Issue 2.8 Litigation Integration III


VirtualCourthouse: Issue 2.8
Litigation Integration III

Judge Arthur M. Monty Ahalt

This Article was first published in the Prince George’s County, Maryland Journal/Newsletter

 

Integration is defined by Webster’s New Intercollegiate Dictionary as “to form into one, whole; to make entire; to complete; to round out; to perfect.” According to Webster, the essence of integration is to unite so as to form a whole.

Justice integration — the concept from the ’70s — as opposed to Litigation Integration — the concept of the ’90s — differs in its approach to the problem of providing information to the participants in the litigation process. On the one hand, justice integration concentrates on specific items of factual detail which the participants in the process use. On the other hand, Litigation Integration concentrates on the process of moving information to a decision maker and the process of moving the information from the decision maker to the consumer — ‘information in–information out.’

Justice integration attempts to get all participants to wear the “same size shoe.” The driving concept of justice integration is standardization. Every detailed factual element necessary for a decision must be recorded the same way and in the same sequence. Thus, last name first name cannot be last name comma first name. Nor can it be first name/last name. Justice integration allows for no flexibility nor does it embrace diversity. The focus is on detail and the requirement of the “same size shoe.”

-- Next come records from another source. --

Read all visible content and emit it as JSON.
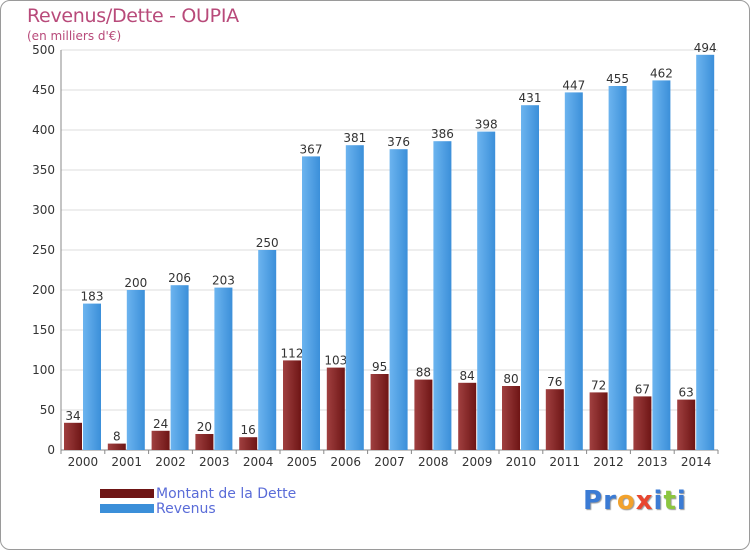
{
  "title": "Revenus/Dette - OUPIA",
  "subtitle": "(en milliers d'€)",
  "brand": {
    "text": "Proxiti",
    "letter_colors": [
      "#3b7bd4",
      "#3b7bd4",
      "#f2a22c",
      "#e8462f",
      "#3b7bd4",
      "#8cc63f",
      "#3b7bd4"
    ]
  },
  "colors": {
    "debt": "#6e1515",
    "debt_light": "#a04040",
    "revenue": "#3b8fd9",
    "revenue_light": "#6cb4ef",
    "grid": "#dddddd",
    "axis": "#888888",
    "title": "#b84a7a",
    "legend_text": "#5a6cd8"
  },
  "chart_data": {
    "type": "bar",
    "categories": [
      "2000",
      "2001",
      "2002",
      "2003",
      "2004",
      "2005",
      "2006",
      "2007",
      "2008",
      "2009",
      "2010",
      "2011",
      "2012",
      "2013",
      "2014"
    ],
    "series": [
      {
        "name": "Montant de la Dette",
        "values": [
          34,
          8,
          24,
          20,
          16,
          112,
          103,
          95,
          88,
          84,
          80,
          76,
          72,
          67,
          63
        ]
      },
      {
        "name": "Revenus",
        "values": [
          183,
          200,
          206,
          203,
          250,
          367,
          381,
          376,
          386,
          398,
          431,
          447,
          455,
          462,
          494
        ]
      }
    ],
    "ylim": [
      0,
      500
    ],
    "yticks": [
      0,
      50,
      100,
      150,
      200,
      250,
      300,
      350,
      400,
      450,
      500
    ],
    "grid": true,
    "legend_position": "bottom-left"
  }
}
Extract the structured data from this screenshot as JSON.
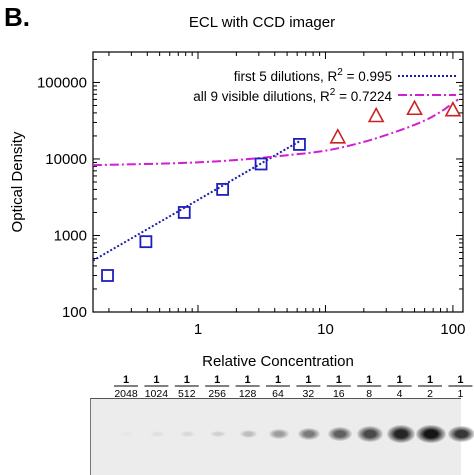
{
  "panel_label": "B.",
  "chart_data": {
    "type": "scatter",
    "title": "ECL with CCD imager",
    "xlabel": "Relative Concentration",
    "ylabel": "Optical Density",
    "xscale": "log",
    "yscale": "log",
    "xlim": [
      0.15,
      120
    ],
    "ylim": [
      100,
      250000
    ],
    "xticks": [
      "1",
      "10",
      "100"
    ],
    "yticks": [
      "100",
      "1000",
      "10000",
      "100000"
    ],
    "series": [
      {
        "marker": "square",
        "color": "#1f1fbf",
        "x": [
          0.195,
          0.39,
          0.78,
          1.56,
          3.125,
          6.25
        ],
        "y": [
          300,
          830,
          2000,
          4000,
          8600,
          15500
        ]
      },
      {
        "marker": "triangle",
        "color": "#cc2222",
        "x": [
          12.5,
          25,
          50,
          100
        ],
        "y": [
          19500,
          37000,
          46000,
          44000
        ]
      }
    ],
    "fits": [
      {
        "name": "first 5 dilutions, R",
        "r2_value": " = 0.995",
        "style": "dotted",
        "color": "#1a1aa8",
        "x": [
          0.15,
          6.25
        ],
        "y": [
          470,
          17000
        ]
      },
      {
        "name": "all 9 visible dilutions, R",
        "r2_value": " = 0.7224",
        "style": "dash-dot",
        "color": "#d21ed2",
        "x": [
          0.15,
          1,
          3,
          5,
          10,
          20,
          40,
          70,
          110
        ],
        "y": [
          8300,
          8900,
          10200,
          11200,
          12600,
          16500,
          24000,
          35000,
          60000
        ]
      }
    ],
    "superscript": "2",
    "legend_position": "top-right"
  },
  "dilutions": [
    {
      "num": "1",
      "den": "2048"
    },
    {
      "num": "1",
      "den": "1024"
    },
    {
      "num": "1",
      "den": "512"
    },
    {
      "num": "1",
      "den": "256"
    },
    {
      "num": "1",
      "den": "128"
    },
    {
      "num": "1",
      "den": "64"
    },
    {
      "num": "1",
      "den": "32"
    },
    {
      "num": "1",
      "den": "16"
    },
    {
      "num": "1",
      "den": "8"
    },
    {
      "num": "1",
      "den": "4"
    },
    {
      "num": "1",
      "den": "2"
    },
    {
      "num": "1",
      "den": "1"
    }
  ],
  "band_intensities": [
    0.02,
    0.05,
    0.08,
    0.12,
    0.2,
    0.35,
    0.5,
    0.62,
    0.72,
    0.88,
    0.95,
    0.8
  ]
}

Part of the difficulty in achieving integration of litigation information has been the failure to recognize that dispute resolving is process driven before it is detail driven. For instance, when the time limit of dispute resolution is set, the collection of detail ends and the process begins. While detail is very important, the essence of resolving disputes remains a process — ‘information in–information out.’

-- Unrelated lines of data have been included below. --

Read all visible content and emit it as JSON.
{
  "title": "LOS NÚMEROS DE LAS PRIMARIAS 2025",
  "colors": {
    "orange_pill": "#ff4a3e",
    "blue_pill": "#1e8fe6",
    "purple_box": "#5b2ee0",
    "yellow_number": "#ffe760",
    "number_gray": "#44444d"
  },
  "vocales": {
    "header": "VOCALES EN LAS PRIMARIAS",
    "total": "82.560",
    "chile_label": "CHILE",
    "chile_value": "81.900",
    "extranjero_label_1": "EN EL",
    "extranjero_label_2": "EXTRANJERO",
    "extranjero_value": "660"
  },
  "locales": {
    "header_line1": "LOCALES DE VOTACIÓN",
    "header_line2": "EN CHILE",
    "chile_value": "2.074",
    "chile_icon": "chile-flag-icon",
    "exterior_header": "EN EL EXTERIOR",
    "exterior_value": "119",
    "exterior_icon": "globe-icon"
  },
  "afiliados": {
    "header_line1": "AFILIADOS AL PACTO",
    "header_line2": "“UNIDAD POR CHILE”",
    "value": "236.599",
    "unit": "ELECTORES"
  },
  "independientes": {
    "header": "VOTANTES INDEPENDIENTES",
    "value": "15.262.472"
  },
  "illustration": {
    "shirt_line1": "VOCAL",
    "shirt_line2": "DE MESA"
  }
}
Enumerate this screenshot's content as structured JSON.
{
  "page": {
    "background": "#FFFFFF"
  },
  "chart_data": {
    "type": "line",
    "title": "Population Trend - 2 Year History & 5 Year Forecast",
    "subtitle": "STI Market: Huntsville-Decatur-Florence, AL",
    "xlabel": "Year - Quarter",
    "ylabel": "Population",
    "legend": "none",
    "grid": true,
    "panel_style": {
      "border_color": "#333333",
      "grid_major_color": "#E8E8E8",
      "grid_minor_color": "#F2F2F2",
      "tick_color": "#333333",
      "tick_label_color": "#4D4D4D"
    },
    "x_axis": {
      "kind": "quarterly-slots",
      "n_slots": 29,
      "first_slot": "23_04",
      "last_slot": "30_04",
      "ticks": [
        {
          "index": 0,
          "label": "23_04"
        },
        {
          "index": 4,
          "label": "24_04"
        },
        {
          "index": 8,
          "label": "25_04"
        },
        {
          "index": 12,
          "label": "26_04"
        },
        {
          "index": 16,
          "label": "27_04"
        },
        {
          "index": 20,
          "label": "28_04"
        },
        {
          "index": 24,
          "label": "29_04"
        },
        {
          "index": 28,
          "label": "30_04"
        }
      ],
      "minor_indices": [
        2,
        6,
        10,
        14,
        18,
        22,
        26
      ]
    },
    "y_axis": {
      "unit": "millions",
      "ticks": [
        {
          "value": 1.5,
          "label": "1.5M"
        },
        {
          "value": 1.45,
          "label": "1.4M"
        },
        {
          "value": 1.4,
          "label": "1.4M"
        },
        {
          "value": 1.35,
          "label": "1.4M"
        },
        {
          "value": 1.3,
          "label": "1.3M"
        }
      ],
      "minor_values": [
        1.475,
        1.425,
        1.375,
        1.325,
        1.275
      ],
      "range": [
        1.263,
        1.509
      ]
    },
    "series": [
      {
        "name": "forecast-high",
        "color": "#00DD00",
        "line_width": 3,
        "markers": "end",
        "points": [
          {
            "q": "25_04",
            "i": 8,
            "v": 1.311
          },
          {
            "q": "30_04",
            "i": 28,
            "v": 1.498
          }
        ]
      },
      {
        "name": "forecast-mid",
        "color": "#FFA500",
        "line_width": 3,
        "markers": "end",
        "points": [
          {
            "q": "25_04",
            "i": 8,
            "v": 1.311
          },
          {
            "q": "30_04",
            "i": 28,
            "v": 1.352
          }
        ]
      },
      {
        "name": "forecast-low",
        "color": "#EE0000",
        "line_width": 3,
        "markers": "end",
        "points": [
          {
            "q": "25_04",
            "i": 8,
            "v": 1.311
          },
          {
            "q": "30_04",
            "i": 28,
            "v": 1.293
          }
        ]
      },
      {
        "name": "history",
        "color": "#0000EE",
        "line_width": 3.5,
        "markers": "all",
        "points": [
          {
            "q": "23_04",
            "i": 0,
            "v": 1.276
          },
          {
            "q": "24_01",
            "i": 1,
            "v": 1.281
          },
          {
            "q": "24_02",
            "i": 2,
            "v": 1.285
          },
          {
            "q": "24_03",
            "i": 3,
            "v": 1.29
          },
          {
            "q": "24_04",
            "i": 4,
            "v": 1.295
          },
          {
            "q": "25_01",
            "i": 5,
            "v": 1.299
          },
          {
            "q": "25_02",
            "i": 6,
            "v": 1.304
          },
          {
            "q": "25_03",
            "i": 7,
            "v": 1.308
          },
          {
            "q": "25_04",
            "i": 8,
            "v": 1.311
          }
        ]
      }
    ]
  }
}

An examination of the dispute resolution process reveals that it is composed of three elements: (i) communication; (ii) workflow; and (iii) a base of knowledge.

In examining the process, it is useful to identify the participants. The participants can be grouped into four categories: (i) litigants; (ii) lawyers; (iii) clerks; and (iv) court. The participants in each category have unique needs yet they have a common need — the process of ‘information in–information out.’

First, communication occurs with a diverse group of individuals. Litigants talk to lawyers. Lawyers talk to witnesses, clerks, judges and investigators. Assignment clerks talk to filing clerks and judges. State’s Attorneys talk to detectives and police officers. Judges talk to adult and juvenile probation officers. An integration system must allow for this diverse group of individuals to communicate with each other in a secure fashion.

Second, interaction between people occurs in workflow — the process of completing a task and passing it on to a fellow worker. The workflow is driven by the process of ‘information in–information out.’ The litigant collects the information (who, what, where, when and why) and passes it on to the lawyer who adds the same information to a pleading and passes it on to a clerk who adds a docket number and case management element and passes it on to a judge who takes the information and combines it with evidence, makes a decision and passes it back to the clerk who files the decision, dockets the decision and passes it back to the lawyer who passes it back to the litigant — ‘information in–information out.’ An integration system must provide a foundation for workflow — a reduction of the number of steps to complete a task.

Third, a base of knowledge is used to complete a task or make a decision. Each participant — the litigant, lawyer, clerk and judge — must use databases of knowledge that are different and unique yet they are also dependent on databases of knowledge that are the same — namely, the database of knowledge is the court file maintained by the clerk. An integration system must provide the decision maker with the availability of diverse databases of knowledge from which to draw on to make a decision.

These three requirements: communication, workflow and base of knowledge are embraced by Groupware. Groupware, as we discussed last month, is defined as any application that promotes communication, collaboration and coordination among a team of people.

A man in red sweater and white shirt smiling.

Judge Arthur M. Monty Ahalt (Ret.)

Upon his retirement in 1999 Judge Ahalt commenced a career as an ADR neutral and technology innovator.